17. BÖLÜM: "ARSIZ"

18.3K 1.2K 428
                                    

*şey ya yorum ve oylarınızı alabilir miyim azıcık? özellikle yorum. en sevdiğim şey yorum okumak çünkü*

okula geri döndüğümüzde her şey bir anda değişmişti. tamam bir kısmını tahmin ediyordum ama bir anda kendimi nicholas ve efla ile oturmuş öğle yemeği yerken bulacağımı da beklememiştim.

aiden yemekhaneden girdiğinde ve beni kenardaki masa da göremeyince gözleriyle masaları taradı. göz göze geldiğimiz an kaşları hafifçe kalktı. bu herkesin verdiği tepkiye yakın bir şeydi zaten. efla ve nicholas da kendi masalarında oturmuyorlardı ve insanlar fısıldaşıp duruyorlardı.

"onu buraya çağır." dedi nicholas ağzındaki lokmayı hızlıca bitirmeye çalışırken.

"ne yapayım anlamadım?" diye sordum tek kaşımı kaldırırken.

"aiden da bizimle yesin. sonuçta masa arkadaşını ondan çaldık ve tek başına yemek yemesini istemeyiz değil mi?" diye sordu çarpık bir ifadeyle gülümserken.

ona gel gel yaparsam beni deli sanacağını ve yüksek ihtimalle ciddiye almayacağını bildiğim için masadan kalkıp yanına kadar yürüdüm. bu sırada SSU masasında bana doğru dönük oturan kişinin yani miles'ın göz hapsinde olduğumu ona bakmadan bile hissedebiliyordum.

"masaya gel beraber yiyelim." dedim kısık sesle. aiden'ın yüzü allak bullak oldu.

"bu ne sikim böyle?" diye sordu bana doğru yaklaşırken.

"anlatacağım ama şimdi daha fazla dikkat çekmeden gidip oturalım. bu arada seni masaya davet etmemi nickholas istedi." dedim heyecanlı bir ses tonuyla. aptal aptal sırıttım. sanırım ikisini shiplemek konusunda hiç zorlanmazdım.

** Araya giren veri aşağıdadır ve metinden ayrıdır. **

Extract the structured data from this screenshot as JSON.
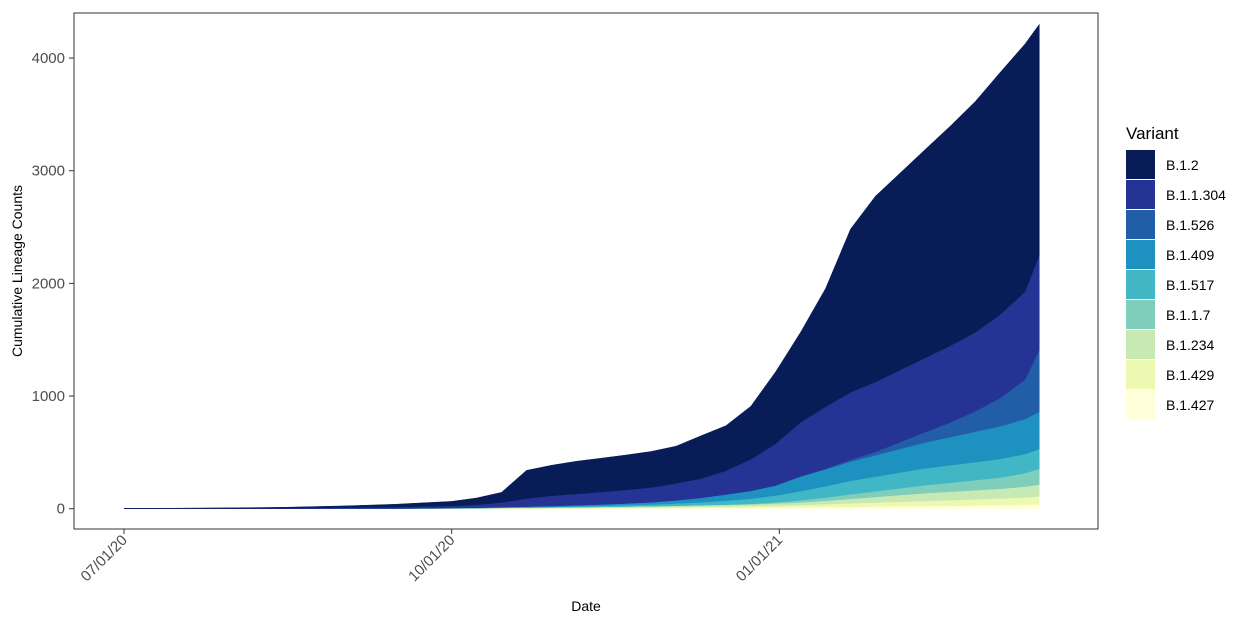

"gerçekten mi?" diye sorduğunda onun da yüzünde aptalca mutlu bir ifade oluşmuştu.

"evet, hadi artık."

yavaşça yürüyüp boş sandalyelere oturduk. aiden sesini çıkarmadan tabağını önüne çekip bakışlarını yemeğine dikti.

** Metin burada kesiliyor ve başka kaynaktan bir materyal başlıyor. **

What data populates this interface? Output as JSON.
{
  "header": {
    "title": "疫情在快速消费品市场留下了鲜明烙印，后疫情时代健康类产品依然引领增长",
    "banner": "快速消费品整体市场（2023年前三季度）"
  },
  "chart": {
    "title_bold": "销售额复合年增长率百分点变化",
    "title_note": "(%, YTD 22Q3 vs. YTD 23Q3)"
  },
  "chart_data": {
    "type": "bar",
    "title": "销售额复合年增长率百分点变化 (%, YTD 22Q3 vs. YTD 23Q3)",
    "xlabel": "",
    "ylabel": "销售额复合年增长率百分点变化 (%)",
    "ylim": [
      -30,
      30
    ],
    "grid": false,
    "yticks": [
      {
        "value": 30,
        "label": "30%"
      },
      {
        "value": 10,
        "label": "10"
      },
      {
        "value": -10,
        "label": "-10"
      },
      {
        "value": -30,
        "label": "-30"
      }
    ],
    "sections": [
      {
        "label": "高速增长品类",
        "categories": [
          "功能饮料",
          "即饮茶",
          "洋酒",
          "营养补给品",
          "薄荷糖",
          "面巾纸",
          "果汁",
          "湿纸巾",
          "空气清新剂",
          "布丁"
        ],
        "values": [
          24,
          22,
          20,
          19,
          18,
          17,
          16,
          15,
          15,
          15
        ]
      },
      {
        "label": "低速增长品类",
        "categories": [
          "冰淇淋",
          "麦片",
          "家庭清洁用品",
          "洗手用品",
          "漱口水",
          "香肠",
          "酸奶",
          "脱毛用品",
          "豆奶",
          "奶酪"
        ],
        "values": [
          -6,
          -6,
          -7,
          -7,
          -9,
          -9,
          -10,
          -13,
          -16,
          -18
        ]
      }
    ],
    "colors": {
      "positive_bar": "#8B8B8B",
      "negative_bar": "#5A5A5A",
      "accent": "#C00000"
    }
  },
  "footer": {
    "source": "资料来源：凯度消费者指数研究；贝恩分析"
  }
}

"insanlar bu konuyu ne kadar süre konuşur sizce?" diye sorduğumda etrafıma bakındım. herkesin gözü bizim masadaydı. SSU hariç. onlar kendi muhabbetlerine dalmış gibi görünmeye çalışıyorlardı.

"çok uzun değil. yakında dimitri ya da emmet yeni birine dadanır ve konu değişir." dedi nicholas sıkılgan bir sesle.

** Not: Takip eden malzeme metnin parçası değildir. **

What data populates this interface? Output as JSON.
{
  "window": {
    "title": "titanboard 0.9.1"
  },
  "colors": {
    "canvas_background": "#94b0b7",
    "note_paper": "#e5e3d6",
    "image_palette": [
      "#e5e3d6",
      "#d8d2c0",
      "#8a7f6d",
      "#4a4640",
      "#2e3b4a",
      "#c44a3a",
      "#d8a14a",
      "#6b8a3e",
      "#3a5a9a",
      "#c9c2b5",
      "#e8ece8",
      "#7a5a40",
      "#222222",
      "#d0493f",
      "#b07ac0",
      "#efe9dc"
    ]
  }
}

aiden sonunda bakışlarını kaldırıp nick'e bakmayı başarabilmişti.

bir süre öylece birbirlerine baktılar. sonra nick gülümsedi. bu gözlerine kadar ulaşan gerçek bir mutluluk ifadesiydi.

"seninle aynı masa da yemek yemeyi özlemişim."

aiden hafifçe kızardı.

"ben de öyle nicky."

awww diye bağırmamak için kendimi zor tutup çorbamdan bir yudum daha almayı denedim ama doymuştum ve daha fazlasını yiyebileceğimi sanmıyordum.

"öğleden sonraki programın ne?" diye sordu efla. normal bir tavırla konuşuyordu. normal bakıyordu. normal davranıyordu. sanki o gece boynumu hunharca dolanmamış gibi... dudaklarıyla. unutmayacağını söylemişti ama unutmuş olabilir miydi?

"iletişimdi ama hoca hastalanmış o yüzden boşum." dedim soğuk bir tavır takınmaya çalışarak. beni geriyordu.

"yatakhaneye çıkıp kitap okuyacağım."

"hayır." dedi efla. dudaklarını birbirine bastırıp düşündü bir süre.

"benimle derse gir ve kitabını orada oku. yalnız başına takılamazsın erez."